What’s concerning to us about this revelation is that Canadian regulators relied on many of these same studies when it re-approved glyphosate in 2017.

As the body responsible for regulating and approving pesticide use, Canadians should be able to have confidence in the PRMA’s ability to objectively and effectively make credible, evidence-based decisions that are in the best interest of our communities and the environment.

When it instead bases its decisions on research that has been described by Mr. Johnson’s lawyers as misconduct, it undermines public trust in the PMRA and its conclusions. This is why we’re calling on the Minister to strike an independent review panel to re-consider the decision to approve the widespread use of glyphosate for years to come.
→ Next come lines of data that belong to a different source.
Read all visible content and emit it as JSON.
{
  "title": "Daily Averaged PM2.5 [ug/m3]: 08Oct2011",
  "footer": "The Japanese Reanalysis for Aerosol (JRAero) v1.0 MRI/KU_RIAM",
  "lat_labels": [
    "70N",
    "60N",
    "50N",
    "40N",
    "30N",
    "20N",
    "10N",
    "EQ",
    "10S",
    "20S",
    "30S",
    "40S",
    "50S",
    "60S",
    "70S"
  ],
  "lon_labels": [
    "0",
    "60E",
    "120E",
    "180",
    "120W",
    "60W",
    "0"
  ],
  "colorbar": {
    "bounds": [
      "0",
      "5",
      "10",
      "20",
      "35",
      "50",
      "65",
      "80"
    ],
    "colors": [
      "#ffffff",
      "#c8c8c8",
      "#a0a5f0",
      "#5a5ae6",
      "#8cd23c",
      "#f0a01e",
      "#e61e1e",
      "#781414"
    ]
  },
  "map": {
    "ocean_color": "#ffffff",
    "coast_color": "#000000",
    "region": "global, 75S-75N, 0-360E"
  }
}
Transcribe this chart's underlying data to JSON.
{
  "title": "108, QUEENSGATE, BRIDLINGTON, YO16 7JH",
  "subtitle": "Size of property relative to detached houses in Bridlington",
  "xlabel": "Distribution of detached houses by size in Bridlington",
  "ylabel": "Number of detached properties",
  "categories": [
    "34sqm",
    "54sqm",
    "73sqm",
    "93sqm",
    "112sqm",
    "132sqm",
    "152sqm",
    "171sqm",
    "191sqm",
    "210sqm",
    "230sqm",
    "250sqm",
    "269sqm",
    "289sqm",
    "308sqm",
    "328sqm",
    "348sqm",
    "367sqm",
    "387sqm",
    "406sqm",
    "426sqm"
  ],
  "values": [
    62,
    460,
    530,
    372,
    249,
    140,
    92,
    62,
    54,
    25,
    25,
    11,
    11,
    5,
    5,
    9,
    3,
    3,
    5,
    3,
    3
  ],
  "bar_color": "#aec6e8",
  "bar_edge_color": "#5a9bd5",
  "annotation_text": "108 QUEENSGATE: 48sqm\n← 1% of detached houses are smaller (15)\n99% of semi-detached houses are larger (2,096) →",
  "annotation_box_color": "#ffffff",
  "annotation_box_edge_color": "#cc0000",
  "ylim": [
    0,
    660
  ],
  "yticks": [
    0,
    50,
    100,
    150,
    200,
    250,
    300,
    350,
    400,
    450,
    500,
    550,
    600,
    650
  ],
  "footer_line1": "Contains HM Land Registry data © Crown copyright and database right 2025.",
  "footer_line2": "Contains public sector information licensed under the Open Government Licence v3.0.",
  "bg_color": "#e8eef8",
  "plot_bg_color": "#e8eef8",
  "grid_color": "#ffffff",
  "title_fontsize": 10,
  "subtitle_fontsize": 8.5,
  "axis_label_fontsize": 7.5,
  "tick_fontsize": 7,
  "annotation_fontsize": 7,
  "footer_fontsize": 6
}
Unfortunately, glyphosate is not the only instance in which we’ve called the PMRA’s actions into question.

Up next in our fight to protect the environment and pollinators from pesticides

The review process the PMRA uses to approve pesticide use in Canada has a number of systemic flaws. We need to look no further than what it had done for more than a decade with a known bee-killing neonicotinoid, Thiamethoxam.

Thiamethoxam-based pesticides have been registered for years in Canada without ever being subject to public consultation required by the Pest Control Products Act and sold to Canadians despite critical data gaps in understanding all the risks.

Science tells us that neonicotinoids can be found in all tissues of treated plants, including pollen and nectar, and pose threats to non-target organisms like native bees. The science also tells us that pollinator populations are plummeting and neonicotinoids play a big role in that decline. So why has the PMRA continued to allow their use? We’ve been asking ourselves the same question.

That’s part of the reason Ecojustice lawyers will be in court in a few short weeks.

We’re challenging the PMRA’s decision to conditionally approve pesticides like Thiamethoxam without having the full picture of the impacts it will have on pollinators. The PMRA’s act first, study the science later approach is bad news for the environment, for our communities, and for important pollinator species.

Whenever there is the possibility that the use of a certain pesticide may endanger human health or environment, we believe in adopting a precautionary approach. This means looking to the best available scientific research to guide decision-making about what we allow to be put in the air, water and land that sustains life on this earth.

Until that happens, you can rest assured Ecojustice will continue use the power of the law to compel governments to live up to their responsibility to protect our communities and the environment. We hope you’ll stand with us.